Altri temi fondamentali del romanzo sono il ballo, una passione comune di Nando e Caterina, sua moglie, che entra in un conflitto tra titani con un polo complementare e opposto, il gioco – passione malata e corrosiva del figlio Sandro. Il vizio del gioco si fa strada silenziosamente nella sua vita, procedendo in punta di piedi: a poco a poco scopre, come in un’epifanica rivelazione, che può anche sfidare il gioco stesso e azzardare, in un ciclo senza fine, la possibilità di una vittoria. Il padre di Sandro, dal canto suo, azzarda pochissime volte nell’arco della narrazione, eppure qualcosa li lega: un furto di cui si macchiano entrambi, sebbene in misura e modalità diverse; Sandro ruba un portachiavi e Nando, invece, un paio occhiali.
Persino il furto ha, tuttavia, perfettamente senso: anche nel ballo, così come nel gioco, c’è la necessità di spingersi all’azzardo sconosciuto, all’origine prima e oscura del Sé. «Per ballare ci vuole azzardo», sostiene Missiroli.
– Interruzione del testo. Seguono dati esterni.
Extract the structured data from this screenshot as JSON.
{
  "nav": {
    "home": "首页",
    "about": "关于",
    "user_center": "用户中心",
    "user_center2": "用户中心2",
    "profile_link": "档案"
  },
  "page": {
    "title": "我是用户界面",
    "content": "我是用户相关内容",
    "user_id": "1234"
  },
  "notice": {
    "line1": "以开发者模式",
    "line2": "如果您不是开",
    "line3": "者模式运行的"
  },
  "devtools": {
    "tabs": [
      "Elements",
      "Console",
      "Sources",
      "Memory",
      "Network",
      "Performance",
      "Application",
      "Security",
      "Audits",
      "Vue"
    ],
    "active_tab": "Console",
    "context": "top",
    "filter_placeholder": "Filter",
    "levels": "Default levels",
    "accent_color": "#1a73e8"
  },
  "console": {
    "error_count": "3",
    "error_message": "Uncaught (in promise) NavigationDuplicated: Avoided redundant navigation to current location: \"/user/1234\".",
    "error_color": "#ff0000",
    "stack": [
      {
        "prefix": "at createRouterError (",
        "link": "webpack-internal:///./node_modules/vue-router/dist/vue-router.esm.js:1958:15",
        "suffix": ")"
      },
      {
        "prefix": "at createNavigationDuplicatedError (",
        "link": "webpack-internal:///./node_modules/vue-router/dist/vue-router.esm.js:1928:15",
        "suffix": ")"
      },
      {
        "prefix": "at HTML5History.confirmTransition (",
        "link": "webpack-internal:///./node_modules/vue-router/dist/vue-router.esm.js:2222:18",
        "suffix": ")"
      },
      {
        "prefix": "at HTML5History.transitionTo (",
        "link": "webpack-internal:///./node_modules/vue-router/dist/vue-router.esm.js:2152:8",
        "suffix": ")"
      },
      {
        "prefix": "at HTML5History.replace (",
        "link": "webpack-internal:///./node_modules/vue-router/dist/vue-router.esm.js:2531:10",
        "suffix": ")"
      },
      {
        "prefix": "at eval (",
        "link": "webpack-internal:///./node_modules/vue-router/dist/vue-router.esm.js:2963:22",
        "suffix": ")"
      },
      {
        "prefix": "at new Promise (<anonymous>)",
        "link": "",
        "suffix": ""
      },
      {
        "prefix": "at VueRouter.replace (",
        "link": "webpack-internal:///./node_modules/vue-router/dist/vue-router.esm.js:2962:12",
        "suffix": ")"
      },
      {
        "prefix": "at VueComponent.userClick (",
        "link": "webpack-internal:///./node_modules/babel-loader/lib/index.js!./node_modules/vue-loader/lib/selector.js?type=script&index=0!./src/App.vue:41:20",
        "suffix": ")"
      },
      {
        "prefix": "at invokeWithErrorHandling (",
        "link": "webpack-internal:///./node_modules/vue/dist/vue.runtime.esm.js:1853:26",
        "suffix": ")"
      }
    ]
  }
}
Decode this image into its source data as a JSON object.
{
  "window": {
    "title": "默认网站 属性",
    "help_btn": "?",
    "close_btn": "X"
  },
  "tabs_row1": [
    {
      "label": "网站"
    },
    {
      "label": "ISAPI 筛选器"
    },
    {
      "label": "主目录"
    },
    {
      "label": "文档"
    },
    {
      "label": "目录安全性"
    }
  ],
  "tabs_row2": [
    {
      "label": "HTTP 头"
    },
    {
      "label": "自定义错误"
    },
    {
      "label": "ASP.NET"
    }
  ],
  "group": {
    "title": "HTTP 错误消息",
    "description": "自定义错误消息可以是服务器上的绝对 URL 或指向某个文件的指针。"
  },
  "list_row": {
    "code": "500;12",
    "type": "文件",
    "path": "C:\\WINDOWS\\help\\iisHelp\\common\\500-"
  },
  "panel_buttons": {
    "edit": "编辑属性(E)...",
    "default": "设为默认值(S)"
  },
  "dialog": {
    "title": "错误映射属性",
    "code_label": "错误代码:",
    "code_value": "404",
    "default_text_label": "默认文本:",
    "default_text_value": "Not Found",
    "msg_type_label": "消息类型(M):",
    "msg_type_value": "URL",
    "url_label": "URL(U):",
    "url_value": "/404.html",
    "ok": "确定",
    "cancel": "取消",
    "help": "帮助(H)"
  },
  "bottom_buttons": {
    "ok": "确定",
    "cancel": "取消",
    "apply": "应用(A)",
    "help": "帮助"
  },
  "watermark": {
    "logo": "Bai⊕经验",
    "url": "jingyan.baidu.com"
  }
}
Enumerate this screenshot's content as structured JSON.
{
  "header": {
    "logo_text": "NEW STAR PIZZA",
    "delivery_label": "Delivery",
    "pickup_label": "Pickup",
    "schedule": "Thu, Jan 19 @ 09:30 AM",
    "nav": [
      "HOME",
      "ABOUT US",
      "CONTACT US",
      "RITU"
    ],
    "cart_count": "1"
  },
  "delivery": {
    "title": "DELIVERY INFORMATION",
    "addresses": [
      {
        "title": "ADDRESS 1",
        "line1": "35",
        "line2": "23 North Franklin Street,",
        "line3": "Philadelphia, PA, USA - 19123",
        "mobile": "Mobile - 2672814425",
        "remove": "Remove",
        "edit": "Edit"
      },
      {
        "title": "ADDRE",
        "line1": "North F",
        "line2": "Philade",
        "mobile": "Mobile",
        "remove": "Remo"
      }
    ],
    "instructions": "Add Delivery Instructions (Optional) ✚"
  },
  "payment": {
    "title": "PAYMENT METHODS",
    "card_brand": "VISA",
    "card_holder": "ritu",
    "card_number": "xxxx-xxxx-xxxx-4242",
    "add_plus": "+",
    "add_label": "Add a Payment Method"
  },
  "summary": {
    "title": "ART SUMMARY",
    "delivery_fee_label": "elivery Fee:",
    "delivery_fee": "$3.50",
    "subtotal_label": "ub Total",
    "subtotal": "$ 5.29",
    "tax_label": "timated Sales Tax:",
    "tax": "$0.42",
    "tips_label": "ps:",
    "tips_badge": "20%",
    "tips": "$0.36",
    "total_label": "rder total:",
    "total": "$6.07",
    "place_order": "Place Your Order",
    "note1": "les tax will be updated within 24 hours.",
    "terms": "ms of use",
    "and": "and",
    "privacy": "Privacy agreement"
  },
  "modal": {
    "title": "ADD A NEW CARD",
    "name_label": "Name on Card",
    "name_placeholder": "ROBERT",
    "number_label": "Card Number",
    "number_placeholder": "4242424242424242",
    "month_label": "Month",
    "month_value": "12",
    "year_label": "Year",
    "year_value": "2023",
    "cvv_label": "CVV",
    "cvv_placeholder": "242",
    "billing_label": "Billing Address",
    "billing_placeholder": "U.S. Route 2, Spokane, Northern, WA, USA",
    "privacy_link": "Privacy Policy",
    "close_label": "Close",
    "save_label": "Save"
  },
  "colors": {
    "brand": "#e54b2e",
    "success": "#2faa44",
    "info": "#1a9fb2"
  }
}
E quanto coraggio ci vuole per esporsi in tutta la propria corporeità? «Bisogna muovere il corpo nello spazio, nel rumore, nelle regole e nelle persone.»
E se poi ci si ferma a riflettere il ballo è più insidioso del gioco perché costringe il ballerino a dire la verità, elude ogni possibilità di barare, di scegliere un percorso eslege rispetto alle comuni regole del ballo stesso. Il ballerino ha sempre in mente il desiderio di battere la possibile disarmonia dei movimenti con l’armonia pacifica delle movenze. Al contrario il giocatore più accanito (ed emerge, qui, il passato a tinte fosche di un Missiroli giocatore seriale di poker, di cui i suoi lettori erano già venuti a conoscenza) tenta di rubare l’armonia del mondo per incanalarne le forme nella disarmante disarmonia del sé. Ecco, allora, che Avere tutto è «un libro sui bluff», un gioco all’ultimo sangue: ma se nel gioco si va avanti fino alla morte vera e propria, la fatica del ballo si spinge fino a un attimo prima, senza distruggere mai del tutto.
In ultima analisi Avere tutto è un libro sulla morte. È la morte dei genitori che spalanca le porte al senso di mortalità dei figli e la morte, nel romanzo, fa sì che anche Sandro poi si senta mortalissimo. In questo – dichiara l’autore – non c’è finzionalità. Ma cosa sono, in questo ordine di idee (e nella letteratura tutta) il Vero e la Verità? Fu, per primo, Ponzio Pilato a domandare (e forse a domandarsi) che cosa fosse la verità. La risposta è, tuttavia, contenuta nella domanda stessa, ove non decada nel momento ultimo della narrazione.
La lingua, a cui Missiroli dichiara di essersi completamente abbandonato, si profila e si struttura in tre lessici differenti che si accavallano e si accompagnano di pagina in pagina: il lessico dell’orto (assorbito dal lavoro del nonno contadino), il lessico ragionato e studiato (quello del ballo), il lessico della vita, “tuo nonostante” (cioè quello del gioco che Missiroli ha acquisito durante la sua giovinezza da giocatore). È in questo scarto che si produce lo squarcio letterario, innescando così il meccanismo di ricerca dell’origine nell’oscurità: «Avere tutto è un libro “rotto” perché i tre lessici producono pertugi di lettura» e chissà, sostiene Missiroli, se si possa ancora parlare di Postmoderno. Forse c’è un’urgenza più stringente, cioè quella di «non poter più vivere in un tempo in cui tutto viene distrutto e poi ricostruito senza sosta.» Preservare, per avere tutto.